18. The oppressed body then assumed its intellectual or spiritual form lingadeha; which was a living subtile body as air or light but without its acts of breathing the vital air. (The aerial spirit has vitality, without inhaling or exhaling the vital air).

19. This body growing by degrees to its rarefied form by its imagination, became of the form of the inner mind, which was felt to reside within the heart. (But the mind is seated in the brain, and not in the heart).

20. It thought in itself of having become a pure and living liberated seer or sage, in which state it seemed to pass a hundred years under the shade of a Kadamba tree, in the romantic grove of the Kailása mountain (a peak of the Himalayas).

21. It seemed of taking the form of a Vidyádhara for a century of years, in which state it was quite free from the diseases of humanity. It next thought of becoming the great Indra who is served by the celestials, and passing full five Yuga ages in that form.

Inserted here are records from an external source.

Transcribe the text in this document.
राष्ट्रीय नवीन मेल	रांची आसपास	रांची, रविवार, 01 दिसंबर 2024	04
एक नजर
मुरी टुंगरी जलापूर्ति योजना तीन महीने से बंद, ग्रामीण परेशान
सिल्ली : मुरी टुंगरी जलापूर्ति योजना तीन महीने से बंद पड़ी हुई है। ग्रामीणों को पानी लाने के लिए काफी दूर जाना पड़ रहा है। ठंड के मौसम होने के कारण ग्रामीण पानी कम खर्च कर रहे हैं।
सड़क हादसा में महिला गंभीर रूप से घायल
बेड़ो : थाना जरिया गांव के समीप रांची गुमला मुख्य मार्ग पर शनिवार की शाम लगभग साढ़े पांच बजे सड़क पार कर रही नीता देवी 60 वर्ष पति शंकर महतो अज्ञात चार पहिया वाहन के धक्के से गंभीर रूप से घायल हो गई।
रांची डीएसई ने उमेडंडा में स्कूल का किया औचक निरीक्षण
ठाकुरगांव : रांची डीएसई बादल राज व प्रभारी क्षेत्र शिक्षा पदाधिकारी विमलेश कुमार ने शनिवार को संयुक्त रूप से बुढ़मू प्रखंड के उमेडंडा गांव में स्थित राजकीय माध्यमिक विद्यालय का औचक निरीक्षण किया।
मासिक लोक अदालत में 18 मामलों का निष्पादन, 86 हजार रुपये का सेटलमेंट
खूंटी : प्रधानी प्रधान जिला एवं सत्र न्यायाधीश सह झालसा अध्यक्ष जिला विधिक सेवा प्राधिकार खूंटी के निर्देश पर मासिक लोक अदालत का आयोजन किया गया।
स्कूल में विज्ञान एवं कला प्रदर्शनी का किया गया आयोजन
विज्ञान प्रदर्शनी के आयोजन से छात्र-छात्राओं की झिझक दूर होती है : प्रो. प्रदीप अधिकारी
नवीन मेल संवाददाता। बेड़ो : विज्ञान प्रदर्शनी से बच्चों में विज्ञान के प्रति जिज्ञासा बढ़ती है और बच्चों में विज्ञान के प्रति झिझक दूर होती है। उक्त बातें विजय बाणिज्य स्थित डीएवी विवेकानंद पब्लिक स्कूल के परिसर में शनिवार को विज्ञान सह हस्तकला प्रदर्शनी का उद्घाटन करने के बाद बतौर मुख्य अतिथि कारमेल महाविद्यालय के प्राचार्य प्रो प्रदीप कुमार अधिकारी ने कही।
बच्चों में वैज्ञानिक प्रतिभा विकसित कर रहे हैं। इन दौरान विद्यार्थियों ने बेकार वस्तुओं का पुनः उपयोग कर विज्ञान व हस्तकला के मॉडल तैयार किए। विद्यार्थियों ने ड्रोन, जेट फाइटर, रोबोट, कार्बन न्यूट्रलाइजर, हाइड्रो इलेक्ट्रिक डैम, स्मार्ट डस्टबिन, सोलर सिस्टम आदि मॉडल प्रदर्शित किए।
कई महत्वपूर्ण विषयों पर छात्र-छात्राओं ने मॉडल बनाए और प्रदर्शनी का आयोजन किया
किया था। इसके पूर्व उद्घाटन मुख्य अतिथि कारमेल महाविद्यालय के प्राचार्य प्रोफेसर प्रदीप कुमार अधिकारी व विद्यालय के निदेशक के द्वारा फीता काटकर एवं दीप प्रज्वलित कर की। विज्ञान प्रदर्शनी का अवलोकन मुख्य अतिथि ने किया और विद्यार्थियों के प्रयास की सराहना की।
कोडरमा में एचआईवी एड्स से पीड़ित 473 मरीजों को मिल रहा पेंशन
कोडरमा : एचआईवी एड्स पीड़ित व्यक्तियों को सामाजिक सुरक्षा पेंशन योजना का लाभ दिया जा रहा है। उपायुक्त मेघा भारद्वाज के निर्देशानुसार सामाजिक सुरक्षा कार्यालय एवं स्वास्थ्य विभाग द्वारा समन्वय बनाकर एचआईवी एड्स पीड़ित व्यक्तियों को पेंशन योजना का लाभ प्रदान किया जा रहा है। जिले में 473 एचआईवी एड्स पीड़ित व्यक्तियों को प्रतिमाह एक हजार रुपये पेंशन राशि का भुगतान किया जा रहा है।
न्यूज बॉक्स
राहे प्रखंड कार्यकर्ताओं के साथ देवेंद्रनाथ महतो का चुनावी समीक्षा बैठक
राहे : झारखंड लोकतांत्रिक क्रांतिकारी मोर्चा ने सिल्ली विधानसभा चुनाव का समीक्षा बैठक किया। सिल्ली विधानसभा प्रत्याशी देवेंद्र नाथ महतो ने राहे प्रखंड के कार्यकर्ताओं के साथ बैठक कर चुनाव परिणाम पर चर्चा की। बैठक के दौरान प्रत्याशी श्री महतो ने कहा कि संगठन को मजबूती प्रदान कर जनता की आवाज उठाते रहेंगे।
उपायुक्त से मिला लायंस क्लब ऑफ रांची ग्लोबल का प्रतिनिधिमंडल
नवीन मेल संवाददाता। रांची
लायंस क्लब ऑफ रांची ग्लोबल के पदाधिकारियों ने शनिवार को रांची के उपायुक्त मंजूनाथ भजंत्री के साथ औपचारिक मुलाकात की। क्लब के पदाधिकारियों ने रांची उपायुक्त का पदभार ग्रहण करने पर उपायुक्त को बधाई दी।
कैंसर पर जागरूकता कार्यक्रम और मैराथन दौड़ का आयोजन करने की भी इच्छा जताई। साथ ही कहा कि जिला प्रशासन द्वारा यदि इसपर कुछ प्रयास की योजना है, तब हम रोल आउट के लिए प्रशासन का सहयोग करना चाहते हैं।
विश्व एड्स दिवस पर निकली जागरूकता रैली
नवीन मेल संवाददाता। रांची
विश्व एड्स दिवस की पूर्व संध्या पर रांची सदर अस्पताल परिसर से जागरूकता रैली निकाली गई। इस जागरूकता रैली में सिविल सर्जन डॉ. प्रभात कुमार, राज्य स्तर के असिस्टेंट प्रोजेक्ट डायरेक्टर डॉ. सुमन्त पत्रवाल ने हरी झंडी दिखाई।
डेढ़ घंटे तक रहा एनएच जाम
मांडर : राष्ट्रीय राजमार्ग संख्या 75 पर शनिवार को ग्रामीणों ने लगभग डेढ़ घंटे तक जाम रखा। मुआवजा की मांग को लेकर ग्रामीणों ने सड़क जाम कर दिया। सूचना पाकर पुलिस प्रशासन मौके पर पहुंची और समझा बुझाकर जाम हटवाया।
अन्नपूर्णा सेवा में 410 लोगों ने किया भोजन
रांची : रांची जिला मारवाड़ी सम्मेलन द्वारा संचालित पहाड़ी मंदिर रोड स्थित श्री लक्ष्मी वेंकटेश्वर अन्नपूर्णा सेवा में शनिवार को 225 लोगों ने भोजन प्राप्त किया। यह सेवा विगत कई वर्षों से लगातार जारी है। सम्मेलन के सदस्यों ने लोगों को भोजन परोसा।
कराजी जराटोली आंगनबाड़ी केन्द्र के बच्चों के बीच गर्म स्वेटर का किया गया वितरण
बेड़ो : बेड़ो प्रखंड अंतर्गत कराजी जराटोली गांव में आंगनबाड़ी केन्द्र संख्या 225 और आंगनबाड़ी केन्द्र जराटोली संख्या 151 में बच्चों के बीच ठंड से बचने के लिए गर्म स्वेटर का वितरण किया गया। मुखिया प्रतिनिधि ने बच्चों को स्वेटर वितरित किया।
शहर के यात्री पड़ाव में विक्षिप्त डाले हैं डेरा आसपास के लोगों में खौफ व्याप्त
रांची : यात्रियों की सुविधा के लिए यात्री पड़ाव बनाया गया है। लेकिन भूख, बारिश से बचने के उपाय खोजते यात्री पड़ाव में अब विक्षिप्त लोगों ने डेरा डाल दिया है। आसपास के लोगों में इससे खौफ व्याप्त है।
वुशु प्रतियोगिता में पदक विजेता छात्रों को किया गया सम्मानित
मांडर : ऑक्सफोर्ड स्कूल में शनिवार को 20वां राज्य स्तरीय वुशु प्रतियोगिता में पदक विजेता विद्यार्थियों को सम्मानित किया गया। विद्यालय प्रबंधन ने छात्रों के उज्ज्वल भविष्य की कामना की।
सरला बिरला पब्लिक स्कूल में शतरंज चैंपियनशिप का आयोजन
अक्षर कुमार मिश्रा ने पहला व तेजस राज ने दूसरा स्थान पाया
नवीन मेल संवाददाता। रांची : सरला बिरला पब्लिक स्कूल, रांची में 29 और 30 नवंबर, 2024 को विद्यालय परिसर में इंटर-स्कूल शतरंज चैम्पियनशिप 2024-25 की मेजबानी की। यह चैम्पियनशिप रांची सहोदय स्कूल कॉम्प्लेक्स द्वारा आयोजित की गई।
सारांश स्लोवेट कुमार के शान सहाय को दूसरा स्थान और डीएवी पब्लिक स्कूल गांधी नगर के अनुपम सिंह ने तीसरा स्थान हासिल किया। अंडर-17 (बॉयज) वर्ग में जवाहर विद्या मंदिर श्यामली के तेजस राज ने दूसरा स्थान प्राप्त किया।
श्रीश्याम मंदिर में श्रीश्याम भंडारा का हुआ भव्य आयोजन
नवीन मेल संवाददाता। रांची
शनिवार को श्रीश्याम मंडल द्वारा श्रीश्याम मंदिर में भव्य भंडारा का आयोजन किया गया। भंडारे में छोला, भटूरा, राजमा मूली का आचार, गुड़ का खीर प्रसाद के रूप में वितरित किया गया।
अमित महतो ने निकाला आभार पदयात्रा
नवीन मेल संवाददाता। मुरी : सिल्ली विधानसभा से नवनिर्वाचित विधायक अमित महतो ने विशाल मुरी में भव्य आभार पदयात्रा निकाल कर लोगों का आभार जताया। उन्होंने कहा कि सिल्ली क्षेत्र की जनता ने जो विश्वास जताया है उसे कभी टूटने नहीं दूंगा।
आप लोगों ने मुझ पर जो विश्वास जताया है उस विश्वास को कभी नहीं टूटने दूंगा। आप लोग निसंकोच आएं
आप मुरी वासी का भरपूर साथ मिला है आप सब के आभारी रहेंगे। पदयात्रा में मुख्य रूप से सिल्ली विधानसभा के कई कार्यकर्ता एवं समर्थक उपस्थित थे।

22. Ráma said:—Let me ask you, Sir, how could the mind of the sage conceive itself as the Indra and Vidyádhara, whom it had never seen, and how could it have the ideas of the extensive Kailása and of the many ages in its small space of the cell, which is impossible in nature.

23. Vasishtha replied.—The Intellect is all comprehending and all pervading, and wherever it exerts its power in any form, it immediately assumes the same by its own nature. Thus the undivided intellect exhibits itself in various forms throughout the whole creation.

24. It is the nature of the intellect to exhibit itself in any form, as it represents itself in the understanding; and it is its nature to become whatever it pleases to be at any place or time. (It is the nature of the finite heart to be confined in the finite cell of the body, but the nature of the infinite intellect grasps all and every thing at once in itself, as it ranges through and comprehends the whole and every part of the universe within it).

25. So the impersonal sage saw himself in various forms and personalities in all the worlds, in the ample sphere of his consciousness within the narrow space of his heart. (The heart is said to be the seat of the soul. And so says Pope. “As full and perfect in a hair as heart”).

26. The man of perfect understanding, has transformed his desires to indifference; and the desires of men like seeds of trees, being singed by the fire of intelligence; are productive of no germ of acts.

27. He thought to be an attendant on the god (Siva), bearing the crescent of the moon on his forehead, and became acquainted with all sciences, and the knowledge of all things past, present and future.